Similarity measures for analyzing human behavior patterns are inseparable part of the intelligent environment, with the assistive functionality as its core value. The measure must represent the contexts properly which characterizes the users’ environment. Recent studies attempted to formulate similarity measures for the intelligent environment by incorporating relevant contexts. Yet, they are lacking the integration of multiple inter-related important contexts, which leads to model underestimation and possibly the wrong interpretation. This work proposes a context-based similarity measure for analyzing human behavior patterns. The proposed similarity measure extends and combines the commonly used contexts (i.e., activity, location, and time) into a holistic measure. To avoid the biased representation of activity context similarity, we add one more aspect, namely process context, which describes a wide range of interval relations among the activities of a user.

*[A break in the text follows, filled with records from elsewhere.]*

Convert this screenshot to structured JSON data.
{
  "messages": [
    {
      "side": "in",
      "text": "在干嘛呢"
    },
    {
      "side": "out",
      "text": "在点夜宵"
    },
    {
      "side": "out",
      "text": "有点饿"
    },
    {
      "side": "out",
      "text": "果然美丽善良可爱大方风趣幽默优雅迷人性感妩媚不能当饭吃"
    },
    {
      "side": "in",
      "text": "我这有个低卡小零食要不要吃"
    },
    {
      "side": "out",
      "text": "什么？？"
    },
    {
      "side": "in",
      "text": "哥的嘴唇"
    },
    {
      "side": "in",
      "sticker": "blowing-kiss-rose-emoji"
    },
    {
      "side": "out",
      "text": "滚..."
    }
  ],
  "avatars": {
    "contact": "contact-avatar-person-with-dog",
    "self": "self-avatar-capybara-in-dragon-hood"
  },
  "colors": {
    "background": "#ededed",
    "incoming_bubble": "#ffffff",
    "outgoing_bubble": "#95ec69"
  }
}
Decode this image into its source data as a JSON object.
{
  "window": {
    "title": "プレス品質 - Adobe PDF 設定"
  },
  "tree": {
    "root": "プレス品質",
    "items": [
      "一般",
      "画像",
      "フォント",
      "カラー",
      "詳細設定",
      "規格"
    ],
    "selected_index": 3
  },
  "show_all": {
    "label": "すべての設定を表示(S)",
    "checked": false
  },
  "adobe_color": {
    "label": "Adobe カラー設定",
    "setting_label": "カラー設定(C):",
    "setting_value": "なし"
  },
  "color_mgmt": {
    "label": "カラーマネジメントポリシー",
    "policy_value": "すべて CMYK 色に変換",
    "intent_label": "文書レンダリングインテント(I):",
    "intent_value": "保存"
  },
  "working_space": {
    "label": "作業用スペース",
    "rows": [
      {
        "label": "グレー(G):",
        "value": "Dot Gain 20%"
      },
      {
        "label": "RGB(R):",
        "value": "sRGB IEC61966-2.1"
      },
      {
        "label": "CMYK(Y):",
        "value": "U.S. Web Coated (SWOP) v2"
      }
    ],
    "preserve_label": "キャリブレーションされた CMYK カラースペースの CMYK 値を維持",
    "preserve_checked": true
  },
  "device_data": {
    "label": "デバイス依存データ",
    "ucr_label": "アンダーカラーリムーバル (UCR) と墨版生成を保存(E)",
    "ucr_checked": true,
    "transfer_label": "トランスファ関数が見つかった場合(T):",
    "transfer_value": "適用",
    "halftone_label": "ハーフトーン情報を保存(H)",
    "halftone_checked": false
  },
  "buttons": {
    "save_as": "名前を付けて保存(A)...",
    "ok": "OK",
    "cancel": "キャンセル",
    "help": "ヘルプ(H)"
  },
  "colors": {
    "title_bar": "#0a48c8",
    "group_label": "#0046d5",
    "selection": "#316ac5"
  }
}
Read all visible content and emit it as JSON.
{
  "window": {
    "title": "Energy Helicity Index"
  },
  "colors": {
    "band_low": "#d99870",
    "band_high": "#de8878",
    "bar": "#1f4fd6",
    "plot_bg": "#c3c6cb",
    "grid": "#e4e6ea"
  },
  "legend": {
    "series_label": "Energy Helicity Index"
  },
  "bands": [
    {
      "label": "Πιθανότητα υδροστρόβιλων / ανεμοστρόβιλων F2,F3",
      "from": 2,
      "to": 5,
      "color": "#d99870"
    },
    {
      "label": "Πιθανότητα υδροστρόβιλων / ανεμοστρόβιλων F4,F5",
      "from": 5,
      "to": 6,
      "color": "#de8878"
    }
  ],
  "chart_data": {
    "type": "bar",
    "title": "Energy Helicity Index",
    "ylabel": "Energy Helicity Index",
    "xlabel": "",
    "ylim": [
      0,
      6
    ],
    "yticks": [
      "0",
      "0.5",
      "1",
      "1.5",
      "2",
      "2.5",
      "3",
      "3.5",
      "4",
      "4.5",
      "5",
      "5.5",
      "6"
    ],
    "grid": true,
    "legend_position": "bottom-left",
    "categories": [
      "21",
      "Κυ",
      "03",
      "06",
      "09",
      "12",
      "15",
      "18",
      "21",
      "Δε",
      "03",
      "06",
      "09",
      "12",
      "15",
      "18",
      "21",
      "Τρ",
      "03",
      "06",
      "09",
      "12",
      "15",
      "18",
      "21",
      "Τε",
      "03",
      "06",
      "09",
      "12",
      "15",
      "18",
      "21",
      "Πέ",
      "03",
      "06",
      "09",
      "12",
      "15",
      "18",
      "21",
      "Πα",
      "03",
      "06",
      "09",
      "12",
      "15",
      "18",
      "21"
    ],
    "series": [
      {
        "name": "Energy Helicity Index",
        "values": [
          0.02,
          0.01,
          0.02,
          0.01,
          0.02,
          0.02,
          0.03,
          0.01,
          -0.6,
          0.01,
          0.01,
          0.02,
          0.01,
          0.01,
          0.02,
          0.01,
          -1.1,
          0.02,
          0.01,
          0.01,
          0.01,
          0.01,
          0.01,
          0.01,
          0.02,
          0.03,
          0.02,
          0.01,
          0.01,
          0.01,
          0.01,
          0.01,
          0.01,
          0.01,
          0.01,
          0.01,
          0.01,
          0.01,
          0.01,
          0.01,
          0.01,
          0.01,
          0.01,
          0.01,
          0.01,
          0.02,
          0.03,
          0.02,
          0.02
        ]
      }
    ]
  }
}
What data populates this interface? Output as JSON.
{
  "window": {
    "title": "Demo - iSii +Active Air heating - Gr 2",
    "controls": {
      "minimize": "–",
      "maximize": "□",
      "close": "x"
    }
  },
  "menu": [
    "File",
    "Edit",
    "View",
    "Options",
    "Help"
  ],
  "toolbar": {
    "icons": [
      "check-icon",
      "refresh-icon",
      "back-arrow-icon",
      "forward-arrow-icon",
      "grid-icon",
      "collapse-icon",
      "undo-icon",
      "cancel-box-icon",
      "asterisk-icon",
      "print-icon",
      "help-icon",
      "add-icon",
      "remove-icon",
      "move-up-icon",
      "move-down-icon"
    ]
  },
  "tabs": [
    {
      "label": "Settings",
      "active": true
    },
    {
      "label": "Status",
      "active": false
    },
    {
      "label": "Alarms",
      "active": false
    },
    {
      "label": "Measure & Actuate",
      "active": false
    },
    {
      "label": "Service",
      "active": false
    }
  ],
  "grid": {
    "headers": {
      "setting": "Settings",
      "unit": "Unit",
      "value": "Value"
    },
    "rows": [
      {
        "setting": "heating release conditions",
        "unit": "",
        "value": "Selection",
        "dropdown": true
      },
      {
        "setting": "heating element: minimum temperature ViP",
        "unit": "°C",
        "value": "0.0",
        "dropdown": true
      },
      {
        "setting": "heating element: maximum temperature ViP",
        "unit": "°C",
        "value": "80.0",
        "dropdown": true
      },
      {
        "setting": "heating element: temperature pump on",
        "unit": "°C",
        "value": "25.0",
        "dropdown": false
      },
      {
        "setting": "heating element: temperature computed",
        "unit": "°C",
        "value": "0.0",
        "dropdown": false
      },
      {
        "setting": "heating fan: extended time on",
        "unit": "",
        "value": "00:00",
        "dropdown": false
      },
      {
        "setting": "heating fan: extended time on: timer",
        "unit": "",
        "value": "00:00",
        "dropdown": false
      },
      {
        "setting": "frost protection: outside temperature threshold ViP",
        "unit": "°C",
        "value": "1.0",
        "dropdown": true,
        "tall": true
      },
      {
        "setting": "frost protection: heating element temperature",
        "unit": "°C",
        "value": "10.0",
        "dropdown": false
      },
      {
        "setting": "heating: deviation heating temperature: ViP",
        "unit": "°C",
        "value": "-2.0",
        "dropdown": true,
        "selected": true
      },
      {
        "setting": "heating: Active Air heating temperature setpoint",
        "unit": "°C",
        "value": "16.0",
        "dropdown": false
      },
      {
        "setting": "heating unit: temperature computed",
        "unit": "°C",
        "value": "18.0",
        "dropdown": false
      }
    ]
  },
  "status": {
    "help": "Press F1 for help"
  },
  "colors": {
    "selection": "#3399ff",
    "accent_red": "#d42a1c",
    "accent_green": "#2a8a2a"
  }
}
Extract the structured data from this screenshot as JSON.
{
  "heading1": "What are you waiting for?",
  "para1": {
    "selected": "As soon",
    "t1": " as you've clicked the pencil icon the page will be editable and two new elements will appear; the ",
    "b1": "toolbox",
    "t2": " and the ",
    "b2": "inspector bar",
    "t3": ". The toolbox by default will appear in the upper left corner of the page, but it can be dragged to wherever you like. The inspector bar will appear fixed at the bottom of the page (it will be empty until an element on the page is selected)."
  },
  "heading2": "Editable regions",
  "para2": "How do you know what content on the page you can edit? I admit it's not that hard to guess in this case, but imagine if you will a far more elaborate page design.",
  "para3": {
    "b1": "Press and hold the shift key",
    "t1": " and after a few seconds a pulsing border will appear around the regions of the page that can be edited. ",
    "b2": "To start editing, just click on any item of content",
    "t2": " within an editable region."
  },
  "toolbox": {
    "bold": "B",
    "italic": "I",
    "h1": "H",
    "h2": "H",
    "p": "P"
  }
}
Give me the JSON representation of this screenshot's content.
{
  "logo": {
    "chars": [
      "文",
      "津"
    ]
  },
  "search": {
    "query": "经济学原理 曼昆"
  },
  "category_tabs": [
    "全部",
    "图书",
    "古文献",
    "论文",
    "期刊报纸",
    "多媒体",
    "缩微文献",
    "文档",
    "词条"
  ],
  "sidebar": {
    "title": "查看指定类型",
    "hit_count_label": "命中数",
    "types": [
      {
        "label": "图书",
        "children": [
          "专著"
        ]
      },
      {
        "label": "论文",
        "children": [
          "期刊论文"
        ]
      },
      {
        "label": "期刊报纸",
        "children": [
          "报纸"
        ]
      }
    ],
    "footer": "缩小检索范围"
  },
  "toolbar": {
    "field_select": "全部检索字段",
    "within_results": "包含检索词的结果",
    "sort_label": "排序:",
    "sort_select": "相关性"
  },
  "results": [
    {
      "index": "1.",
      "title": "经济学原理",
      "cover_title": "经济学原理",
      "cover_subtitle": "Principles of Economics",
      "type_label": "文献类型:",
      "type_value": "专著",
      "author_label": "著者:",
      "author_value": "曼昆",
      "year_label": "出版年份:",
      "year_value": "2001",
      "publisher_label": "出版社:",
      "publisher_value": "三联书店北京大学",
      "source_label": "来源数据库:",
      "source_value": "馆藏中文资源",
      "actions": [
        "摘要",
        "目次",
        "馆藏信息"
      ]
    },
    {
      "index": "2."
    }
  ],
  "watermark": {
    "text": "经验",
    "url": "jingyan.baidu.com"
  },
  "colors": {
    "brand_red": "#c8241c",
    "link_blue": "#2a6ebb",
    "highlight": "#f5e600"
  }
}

The proposed approach is compared with state-of-the art similarity measures by evaluating both real and simulated data. The result shows that our approach yields the better result in terms of robustness toward noises. In addition, our approach also shows a better reliability compared to previous works in the case of anomaly detection.

Keywords

Human behavior pattern Context-based similarity Intelligent environment Process context Lifelog Anomaly detection 

Notes

Acknowledgements

This research was supported by Hankuk University of Foreign Studies Research Fund, and also by Basic Science Research Program through the National Research Foundation of Korea (NRF) funded by the ministry of Education (2015R1D1A1A01061402)

Compliance with ethical standards

Conflict of interest

The authors declare that they have no conflict of interest.

Human participants

This article does not contain any studies with human participants or animals performed by any of the authors.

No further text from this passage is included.